Type operating and training documentation is the stack of manufacturer and operator manuals that define what is correct for a given aeroplane type in line flying and training. It is not one book. It is a layered set of documents with a fixed authority order. Instructors who cite the wrong layer, or treat technique guidance as procedure, create avoidable conflict with the approved operation.

The hierarchy is fleet-agnostic. Named type manuals specialise these document classes; they do not change the priority rule.

Layers of the stack

Layer Role Typical content
Operator policy / Operations Manuals (incl. OM-D) Highest local authority for how an operator runs training and operations Training policy, course footprints, operator differences from manufacturer text
Fleet Training Manual Per-fleet instructional package for a course Lesson plans, performance and loading data, weather/nav packs as needed
FCOM + Quick Reference Handbook (QRH) Manufacturer operational reference for the type Systems, procedures, performance; normal and non-normal on ground and in flight
FCTM Manufacturer training supplement to the FCOM Practical technique, "how/why" guidance for the type
Miscellaneous training notes Non-authoritative support Extra systems notes, briefers, local aids

The Fleet Training Manual does not replace the type manuals. It packages how a given operator delivers the approved syllabus on that fleet. The FCOM is the crew's comprehensive operational and training reference for procedures. The FCTM is read with the FCOM: technique and practical guidance, not a second procedure book.

Miscellaneous training documents may help explanation. They never outrank Operations Manuals or the FCTM where those already speak.

What each layer is for in training

  • Fleet Training Manual: session design for instructors and trainees (lesson plans and supporting data). Not a substitute for knowing FCOM procedure or FCTM technique.
  • FCOM / QRH: procedural truth for the type; primary reference when briefing abnormals and when checking that a manoeuvre or SOP is correct.
  • FCTM: how the manufacturer recommends flying and teaching the type; useful in brief and airborne/FSTD coaching when it does not conflict with higher layers.
  • Operator policy / OM-D: local rules, course structure, and any mandated departure from generic manufacturer technique.

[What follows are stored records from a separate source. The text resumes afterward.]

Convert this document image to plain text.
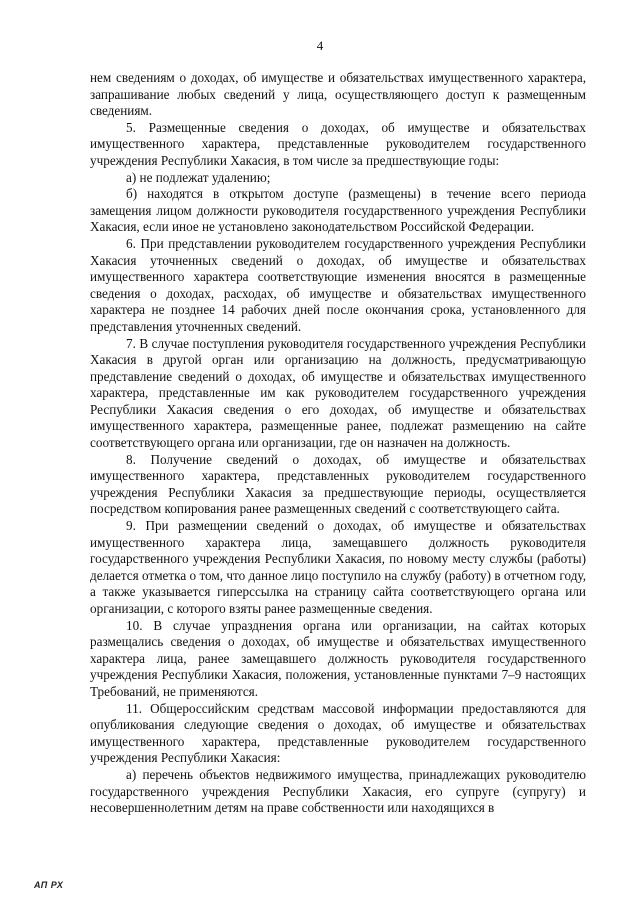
4

нем сведениям о доходах, об имуществе и обязательствах имущественного характера, запрашивание любых сведений у лица, осуществляющего доступ к размещенным сведениям.

5. Размещенные сведения о доходах, об имуществе и обязательствах имущественного характера, представленные руководителем государственного учреждения Республики Хакасия, в том числе за предшествующие годы:

а) не подлежат удалению;

б) находятся в открытом доступе (размещены) в течение всего периода замещения лицом должности руководителя государственного учреждения Республики Хакасия, если иное не установлено законодательством Российской Федерации.

6. При представлении руководителем государственного учреждения Республики Хакасия уточненных сведений о доходах, об имуществе и обязательствах имущественного характера соответствующие изменения вносятся в размещенные сведения о доходах, расходах, об имуществе и обязательствах имущественного характера не позднее 14 рабочих дней после окончания срока, установленного для представления уточненных сведений.

7. В случае поступления руководителя государственного учреждения Республики Хакасия в другой орган или организацию на должность, предусматривающую представление сведений о доходах, об имуществе и обязательствах имущественного характера, представленные им как руководителем государственного учреждения Республики Хакасия сведения о его доходах, об имуществе и обязательствах имущественного характера, размещенные ранее, подлежат размещению на сайте соответствующего органа или организации, где он назначен на должность.

8. Получение сведений о доходах, об имуществе и обязательствах имущественного характера, представленных руководителем государственного учреждения Республики Хакасия за предшествующие периоды, осуществляется посредством копирования ранее размещенных сведений с соответствующего сайта.

9. При размещении сведений о доходах, об имуществе и обязательствах имущественного характера лица, замещавшего должность руководителя государственного учреждения Республики Хакасия, по новому месту службы (работы) делается отметка о том, что данное лицо поступило на службу (работу) в отчетном году, а также указывается гиперссылка на страницу сайта соответствующего органа или организации, с которого взяты ранее размещенные сведения.

10. В случае упразднения органа или организации, на сайтах которых размещались сведения о доходах, об имуществе и обязательствах имущественного характера лица, ранее замещавшего должность руководителя государственного учреждения Республики Хакасия, положения, установленные пунктами 7–9 настоящих Требований, не применяются.

11. Общероссийским средствам массовой информации предоставляются для опубликования следующие сведения о доходах, об имуществе и обязательствах имущественного характера, представленные руководителем государственного учреждения Республики Хакасия:

а) перечень объектов недвижимого имущества, принадлежащих руководителю государственного учреждения Республики Хакасия, его супруге (супругу) и несовершеннолетним детям на праве собственности или находящихся в

АП РХ
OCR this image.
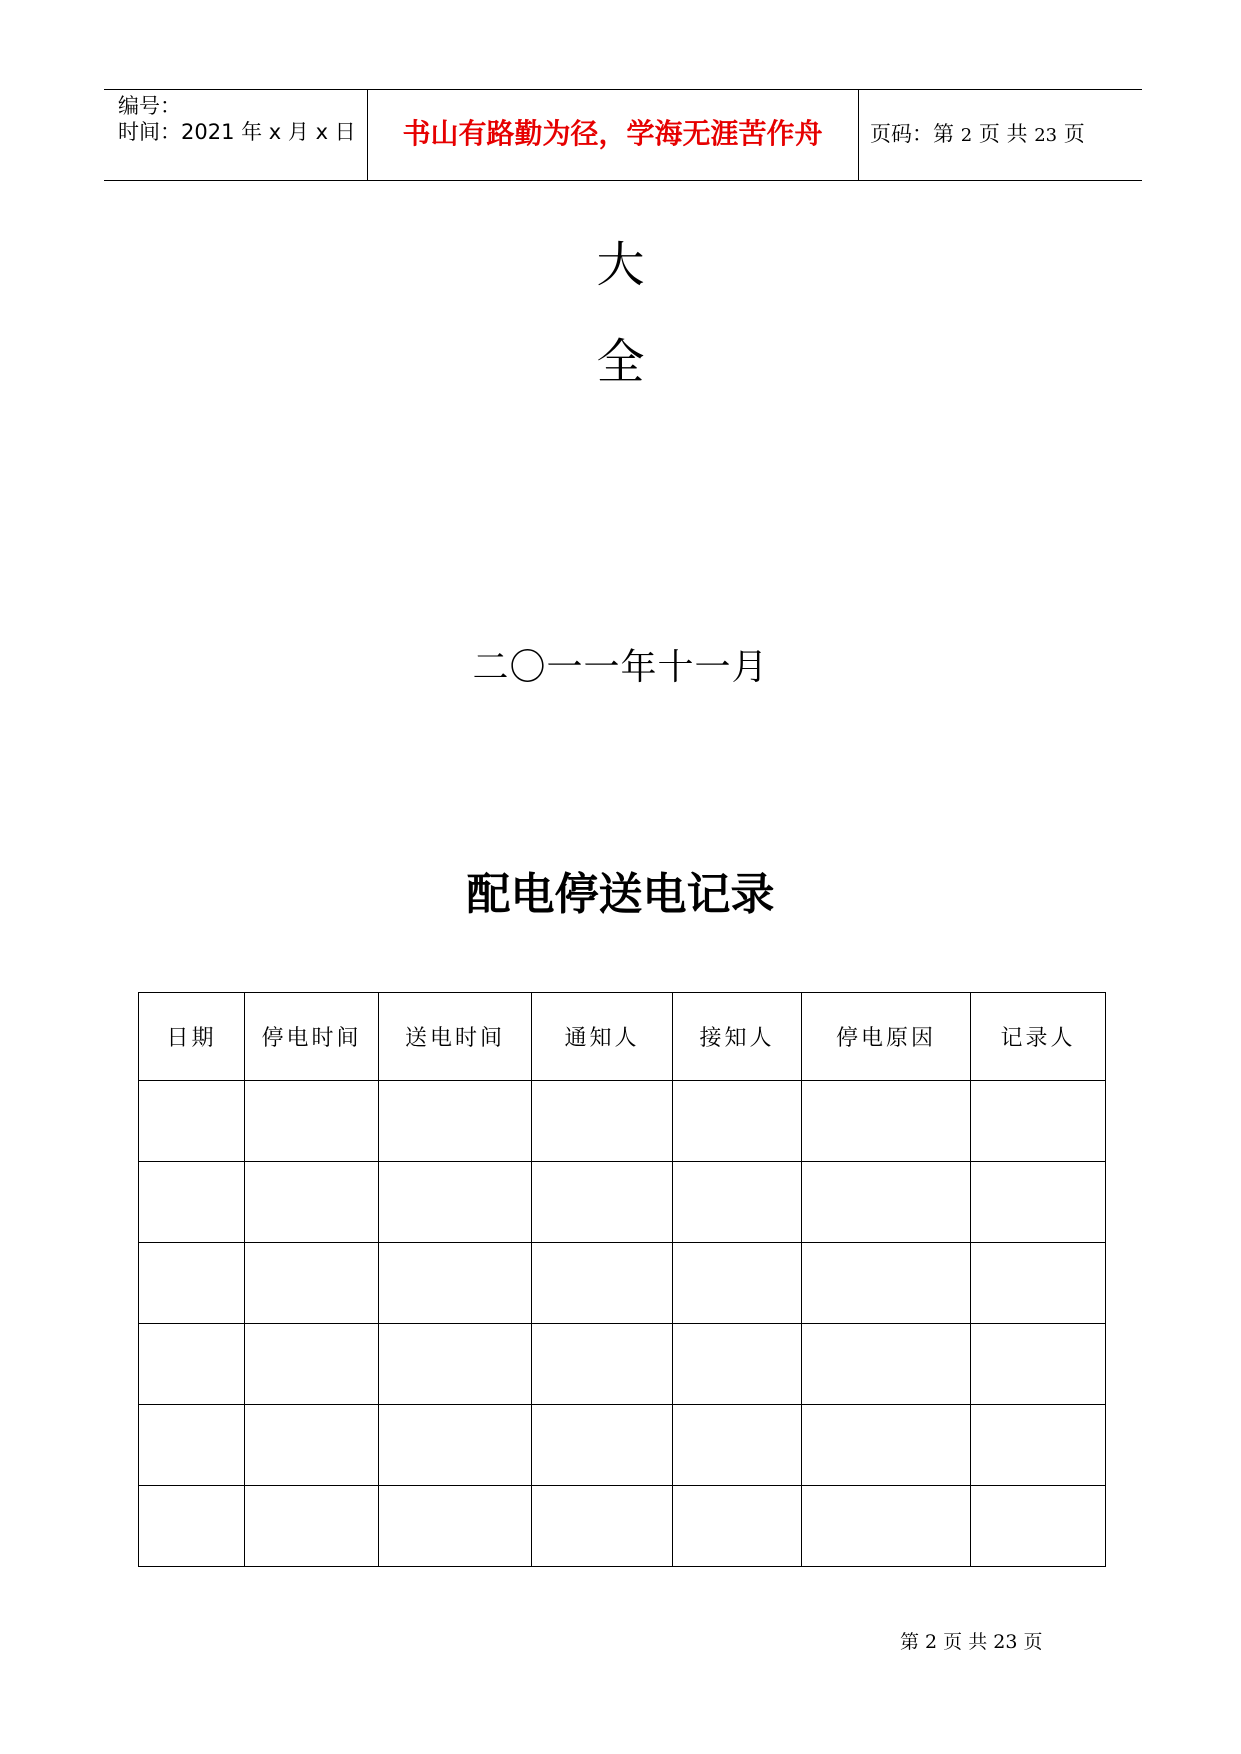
编号：
时间：2021 年 x 月 x 日	书山有路勤为径，学海无涯苦作舟	页码：第 2 页 共 23 页
大
全
二〇一一年十一月
配电停送电记录
日期	停电时间	送电时间	通知人	接知人	停电原因	记录人

第 2 页 共 23 页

Generation-level EBT matrices still require type and OEM adaptation. Generation chooses the risk pattern; this stack supplies the type-correct procedure and technique once the programme reaches a specific fleet.

Instructor use

  1. Before a type session, know which lesson-plan pack (Fleet Training Manual) and which FCOM/FCTM revision the crew are on.
  2. Brief what from FCOM/QRH (and operator SOP); teach how from FCTM and your technique only where it agrees with higher authority.
  3. When trainee memory and a manual disagree, open the authoritative layer in the room; do not win by seniority.
  4. If manufacturer FCTM and company policy diverge, teach the approved operator rule and point at the Differences Notice or OM text; do not leave both as equal options.
  5. Do not dump type procedure tables into methodology debriefs; grade competencies and TEM outcomes, then remediate type knowledge against the correct manual.
  6. When teaching or assessing on a named fleet, keep type procedure in this stack and methodology (competencies, facilitation, grading) in the EBT/TTT layer; do not collapse them into one undifferentiated "manual."